Almanya tarafından “AB üyeliği olmayacak. Ama ticari ilişkiler sürdürülmelidir”yollu değerlendirmeler, öneriler geldi. Açıkçası “Kopenhag kriterlerine boş verelim ama Maastricht kriterleri geçerliğini korusun” denilmiş oldu.
AKP iktidarının bu formüle itirazı yok.
Tam o günlerde aralarında Daimler (Mercedes) ve Bosch gibi sanayi devlerinin de yer aldığı 600 Alman firması hakkında Türkiye’nin bir kara liste hazırladığı, bu şirketler hakkında gizli bir soruşturma yürüttüğü haberleri patladı.
Daha önceleri sık sık tanık olduğumuz “Eyyy Almanya” naralanmaları duyulmadı. Tersine AKP iktidarının bakanları, Başbakanı ve Cumhurbaşkanı bu haberi telaşla yalanladılar. “Yanlış anlama olmuş… Bir yanlışlık yapılmış… Valla billa yok böyle bir şey… Asla yapmayız zaten” yollu alışılmadık ölçüde aşağıdan alan ve bir paniği yansıtan açıklamalar art arda geldi.
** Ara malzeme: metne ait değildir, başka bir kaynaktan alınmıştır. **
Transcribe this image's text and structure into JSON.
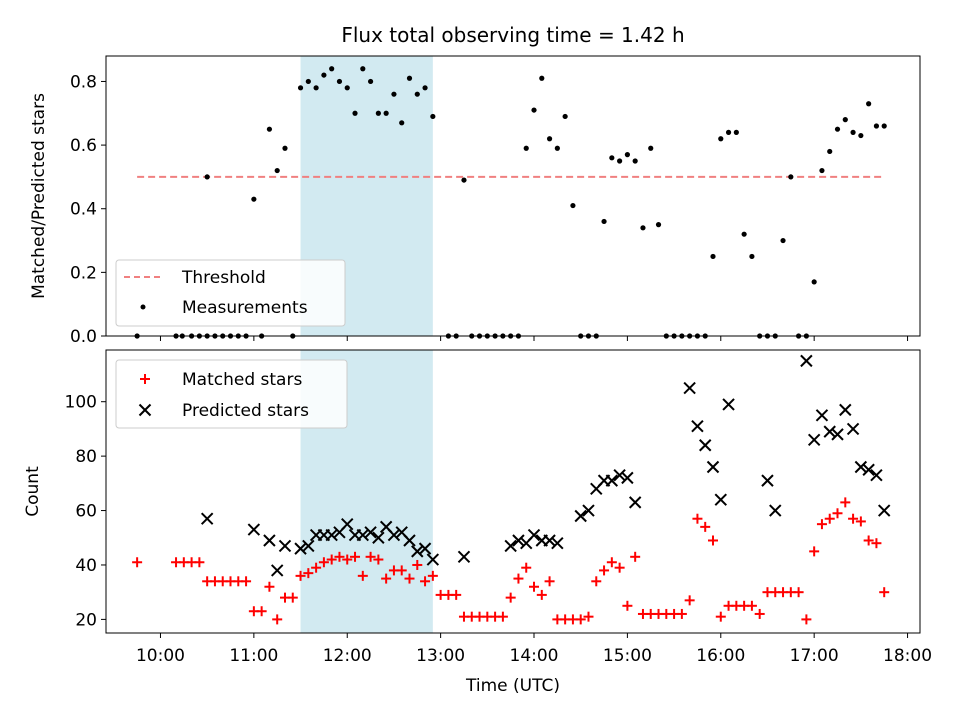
{
  "figure": {
    "title": "Flux total observing time = 1.42 h"
  },
  "highlight_band": {
    "x_start": "11:30",
    "x_end": "12:55",
    "color": "#add8e6"
  },
  "chart_data": [
    {
      "type": "scatter",
      "panel": "top",
      "title": "Flux total observing time = 1.42 h",
      "xlabel": "",
      "ylabel": "Matched/Predicted stars",
      "x_unit": "UTC time (HH:MM)",
      "xlim": [
        "09:25",
        "18:08"
      ],
      "ylim": [
        0,
        0.88
      ],
      "yticks": [
        0.0,
        0.2,
        0.4,
        0.6,
        0.8
      ],
      "ytick_labels": [
        "0.0",
        "0.2",
        "0.4",
        "0.6",
        "0.8"
      ],
      "legend": {
        "placement": "lower-left",
        "entries": [
          "Threshold",
          "Measurements"
        ]
      },
      "series": [
        {
          "name": "Threshold",
          "style": "dashed-line",
          "color": "#f08080",
          "x": [
            "09:45",
            "17:45"
          ],
          "y": [
            0.5,
            0.5
          ]
        },
        {
          "name": "Measurements",
          "style": "dot",
          "color": "#000000",
          "x": [
            "09:45",
            "10:10",
            "10:14",
            "10:20",
            "10:25",
            "10:30",
            "10:35",
            "10:40",
            "10:45",
            "10:50",
            "10:55",
            "11:00",
            "11:05",
            "11:10",
            "11:15",
            "11:20",
            "11:25",
            "11:30",
            "11:35",
            "11:40",
            "11:45",
            "11:50",
            "11:55",
            "12:00",
            "12:05",
            "12:10",
            "12:15",
            "12:20",
            "12:25",
            "12:30",
            "12:35",
            "12:40",
            "12:45",
            "12:50",
            "12:55",
            "13:05",
            "13:10",
            "13:15",
            "13:20",
            "13:25",
            "13:30",
            "13:35",
            "13:40",
            "13:45",
            "13:50",
            "13:55",
            "14:00",
            "14:05",
            "14:10",
            "14:15",
            "14:20",
            "14:25",
            "14:30",
            "14:35",
            "14:40",
            "14:45",
            "14:50",
            "14:55",
            "15:00",
            "15:05",
            "15:10",
            "15:15",
            "15:20",
            "15:25",
            "15:30",
            "15:35",
            "15:40",
            "15:45",
            "15:50",
            "15:55",
            "16:00",
            "16:05",
            "16:10",
            "16:15",
            "16:20",
            "16:25",
            "16:30",
            "16:35",
            "16:40",
            "16:45",
            "16:50",
            "16:55",
            "17:00",
            "17:05",
            "17:10",
            "17:15",
            "17:20",
            "17:25",
            "17:30",
            "17:35",
            "17:40",
            "17:45",
            "10:30"
          ],
          "y": [
            0.0,
            0.0,
            0.0,
            0.0,
            0.0,
            0.0,
            0.0,
            0.0,
            0.0,
            0.0,
            0.0,
            0.43,
            0.0,
            0.65,
            0.52,
            0.59,
            0.0,
            0.78,
            0.8,
            0.78,
            0.82,
            0.84,
            0.8,
            0.78,
            0.7,
            0.84,
            0.8,
            0.7,
            0.7,
            0.76,
            0.67,
            0.81,
            0.76,
            0.78,
            0.69,
            0.0,
            0.0,
            0.49,
            0.0,
            0.0,
            0.0,
            0.0,
            0.0,
            0.0,
            0.0,
            0.59,
            0.71,
            0.81,
            0.62,
            0.59,
            0.69,
            0.41,
            0.0,
            0.0,
            0.0,
            0.36,
            0.56,
            0.55,
            0.57,
            0.55,
            0.34,
            0.59,
            0.35,
            0.0,
            0.0,
            0.0,
            0.0,
            0.0,
            0.0,
            0.25,
            0.62,
            0.64,
            0.64,
            0.32,
            0.25,
            0.0,
            0.0,
            0.0,
            0.3,
            0.5,
            0.0,
            0.0,
            0.17,
            0.52,
            0.58,
            0.65,
            0.68,
            0.64,
            0.63,
            0.73,
            0.66,
            0.66,
            0.5
          ]
        }
      ]
    },
    {
      "type": "scatter",
      "panel": "bottom",
      "xlabel": "Time (UTC)",
      "ylabel": "Count",
      "xlim": [
        "09:25",
        "18:08"
      ],
      "ylim": [
        15,
        119
      ],
      "xticks": [
        "10:00",
        "11:00",
        "12:00",
        "13:00",
        "14:00",
        "15:00",
        "16:00",
        "17:00",
        "18:00"
      ],
      "yticks": [
        20,
        40,
        60,
        80,
        100
      ],
      "ytick_labels": [
        "20",
        "40",
        "60",
        "80",
        "100"
      ],
      "legend": {
        "placement": "top-left",
        "entries": [
          "Matched stars",
          "Predicted stars"
        ]
      },
      "series": [
        {
          "name": "Matched stars",
          "marker": "plus",
          "color": "#ff0000",
          "x": [
            "09:45",
            "10:10",
            "10:15",
            "10:20",
            "10:25",
            "10:30",
            "10:35",
            "10:40",
            "10:45",
            "10:50",
            "10:55",
            "11:00",
            "11:05",
            "11:10",
            "11:15",
            "11:20",
            "11:25",
            "11:30",
            "11:35",
            "11:40",
            "11:45",
            "11:50",
            "11:55",
            "12:00",
            "12:05",
            "12:10",
            "12:15",
            "12:20",
            "12:25",
            "12:30",
            "12:35",
            "12:40",
            "12:45",
            "12:50",
            "12:55",
            "13:00",
            "13:05",
            "13:10",
            "13:15",
            "13:20",
            "13:25",
            "13:30",
            "13:35",
            "13:40",
            "13:45",
            "13:50",
            "13:55",
            "14:00",
            "14:05",
            "14:10",
            "14:15",
            "14:20",
            "14:25",
            "14:30",
            "14:35",
            "14:40",
            "14:45",
            "14:50",
            "14:55",
            "15:00",
            "15:05",
            "15:10",
            "15:15",
            "15:20",
            "15:25",
            "15:30",
            "15:35",
            "15:40",
            "15:45",
            "15:50",
            "15:55",
            "16:00",
            "16:05",
            "16:10",
            "16:15",
            "16:20",
            "16:25",
            "16:30",
            "16:35",
            "16:40",
            "16:45",
            "16:50",
            "16:55",
            "17:00",
            "17:05",
            "17:10",
            "17:15",
            "17:20",
            "17:25",
            "17:30",
            "17:35",
            "17:40",
            "17:45"
          ],
          "y": [
            41,
            41,
            41,
            41,
            41,
            34,
            34,
            34,
            34,
            34,
            34,
            23,
            23,
            32,
            20,
            28,
            28,
            36,
            37,
            39,
            41,
            42,
            43,
            42,
            43,
            36,
            43,
            42,
            35,
            38,
            38,
            35,
            40,
            34,
            36,
            29,
            29,
            29,
            21,
            21,
            21,
            21,
            21,
            21,
            28,
            35,
            39,
            32,
            29,
            34,
            20,
            20,
            20,
            20,
            21,
            34,
            38,
            41,
            39,
            25,
            43,
            22,
            22,
            22,
            22,
            22,
            22,
            27,
            57,
            54,
            49,
            21,
            25,
            25,
            25,
            25,
            22,
            30,
            30,
            30,
            30,
            30,
            20,
            45,
            55,
            57,
            59,
            63,
            57,
            56,
            49,
            48,
            30
          ]
        },
        {
          "name": "Predicted stars",
          "marker": "x",
          "color": "#000000",
          "x": [
            "10:30",
            "11:00",
            "11:10",
            "11:15",
            "11:20",
            "11:30",
            "11:35",
            "11:40",
            "11:45",
            "11:50",
            "11:55",
            "12:00",
            "12:05",
            "12:10",
            "12:15",
            "12:20",
            "12:25",
            "12:30",
            "12:35",
            "12:40",
            "12:45",
            "12:50",
            "12:55",
            "13:15",
            "13:45",
            "13:50",
            "13:55",
            "14:00",
            "14:05",
            "14:10",
            "14:15",
            "14:30",
            "14:35",
            "14:40",
            "14:45",
            "14:50",
            "14:55",
            "15:00",
            "15:05",
            "15:40",
            "15:45",
            "15:50",
            "15:55",
            "16:00",
            "16:05",
            "16:30",
            "16:35",
            "16:55",
            "17:00",
            "17:05",
            "17:10",
            "17:15",
            "17:20",
            "17:25",
            "17:30",
            "17:35",
            "17:40",
            "17:45"
          ],
          "y": [
            57,
            53,
            49,
            38,
            47,
            46,
            47,
            51,
            51,
            51,
            52,
            55,
            51,
            51,
            52,
            50,
            54,
            51,
            52,
            49,
            45,
            46,
            42,
            43,
            47,
            49,
            48,
            51,
            49,
            49,
            48,
            58,
            60,
            68,
            71,
            71,
            73,
            72,
            63,
            105,
            91,
            84,
            76,
            64,
            99,
            71,
            60,
            115,
            86,
            95,
            89,
            88,
            97,
            90,
            76,
            75,
            73,
            60
          ]
        }
      ]
    }
  ]
}
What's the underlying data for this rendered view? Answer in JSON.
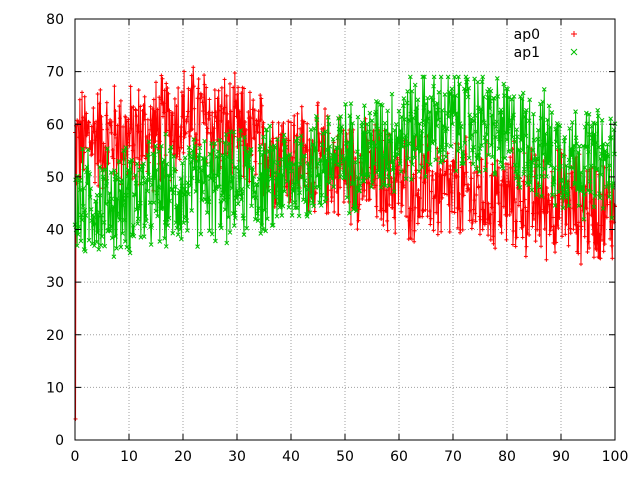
{
  "chart_data": {
    "type": "line",
    "title": "",
    "xlabel": "",
    "ylabel": "",
    "xlim": [
      0,
      100
    ],
    "ylim": [
      0,
      80
    ],
    "grid": true,
    "grid_style": "dotted",
    "legend_position": "top-right",
    "x_ticks": [
      "0",
      "10",
      "20",
      "30",
      "40",
      "50",
      "60",
      "70",
      "80",
      "90",
      "100"
    ],
    "y_ticks": [
      "0",
      "10",
      "20",
      "30",
      "40",
      "50",
      "60",
      "70",
      "80"
    ],
    "markers": {
      "ap0": "+",
      "ap1": "x"
    },
    "x": [
      0,
      2,
      4,
      6,
      8,
      10,
      12,
      14,
      16,
      18,
      20,
      22,
      24,
      26,
      28,
      30,
      32,
      34,
      36,
      38,
      40,
      42,
      44,
      46,
      48,
      50,
      52,
      54,
      56,
      58,
      60,
      62,
      64,
      66,
      68,
      70,
      72,
      74,
      76,
      78,
      80,
      82,
      84,
      86,
      88,
      90,
      92,
      94,
      96,
      98,
      100
    ],
    "series": [
      {
        "name": "ap0",
        "color": "#ff0000",
        "values": [
          56,
          57,
          58,
          57,
          58,
          57,
          58,
          58,
          59,
          60,
          61,
          61,
          61,
          60,
          59,
          58,
          57,
          56,
          55,
          55,
          54,
          54,
          53,
          53,
          52,
          52,
          51,
          50,
          50,
          49,
          49,
          48,
          48,
          48,
          47,
          47,
          47,
          46,
          46,
          46,
          46,
          46,
          45,
          45,
          45,
          45,
          45,
          44,
          44,
          44,
          44
        ],
        "range_min": 4,
        "range_max": 71
      },
      {
        "name": "ap1",
        "color": "#00c000",
        "values": [
          44,
          45,
          45,
          45,
          45,
          46,
          46,
          46,
          47,
          47,
          47,
          47,
          48,
          48,
          48,
          48,
          49,
          49,
          49,
          50,
          50,
          51,
          52,
          53,
          53,
          54,
          54,
          55,
          56,
          57,
          58,
          59,
          60,
          60,
          60,
          61,
          60,
          60,
          60,
          59,
          58,
          57,
          57,
          56,
          55,
          54,
          54,
          53,
          53,
          52,
          52
        ],
        "range_min": 32,
        "range_max": 69
      }
    ]
  }
}
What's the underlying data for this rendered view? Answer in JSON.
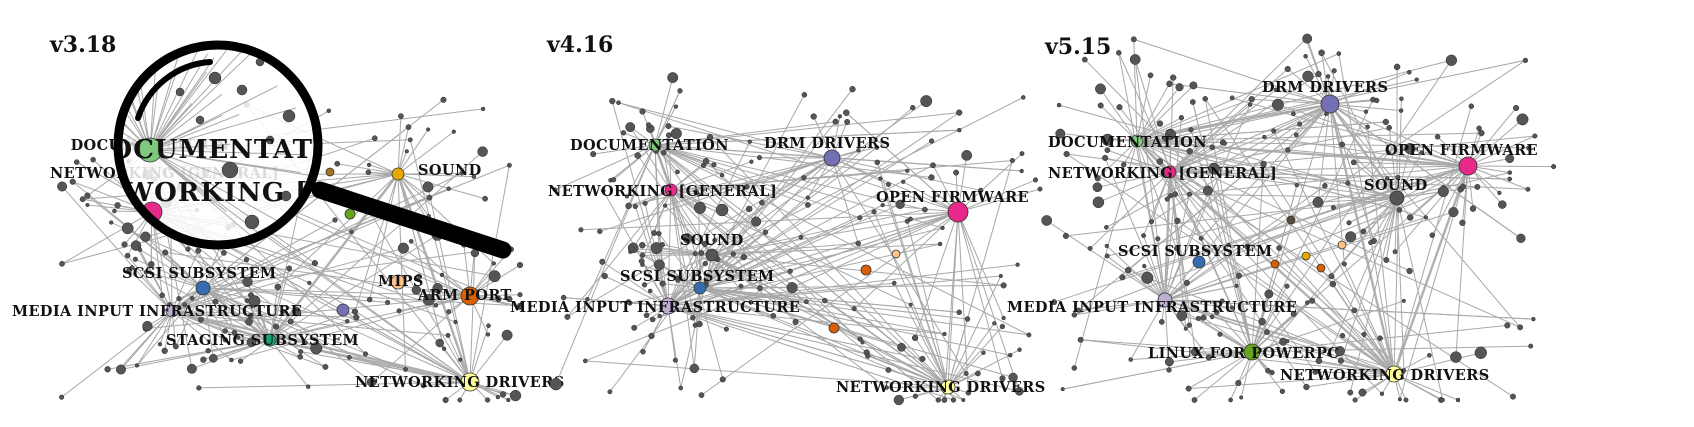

Mesela rüzgâr enerjisi üretimine ilişkin ihaleyi Alman sanayi devi Siemens’in başını çektiği bir şirketler grubunun kazanması AKP medyasında sevinç çığlıkları ile karşılandı.
Eh, AKP tayfasının “ticaret yapalım, demokrasi bilmem ne meselelerini bir yana bırakalım” formülüne alkış tutmasında şaşılacak bir yan yok.
Ya peki ha bire demokrasi nutukları atan, insan hakları, düşünce ve basın özgürlüğü üstüne uyarı üstüne uyarı yapan Almanya?
Yukarıdaki soruya anlamlı ve Almanya’ya pek de onur kazandırmayan cevap birkaç gün önce geldi.
Almanya’daki silah firmaları bu yılın ilk dört ayında Türkiye’ye 5 milyon 600 bin Avro değerinde silah ve mühimmat sattı.
Bitmedi.
2016 yılında Almanya, Türkiye’ye 49 milyon Avro değerinde silah ve mühimmat satışı yaptı. Bir önceki yıl bu 26 milyon 500 bin Avro idi. Yani iki kat arttı. 2017 sonunda kaç milyon Avro’ya ulaşacağını tahmin etmek zor olmasa gerek.
***
Şimdi tutup bu kez sözü ben alsam ve “Eyyyy Almanya” diye başlayıp “Çokeleştirdiğiniz AKP iktidarından pek bir farkınız yok. Demokrasi, insan hakları, özgürlükler falan filan ama yeter ki serbest piyasa ekonomisi tıkır tıkır işlesin, küresel kapitalizmin pazarı daralmasın. Dininiz imanınız para sizin” diye seslensem haksız mı olurum?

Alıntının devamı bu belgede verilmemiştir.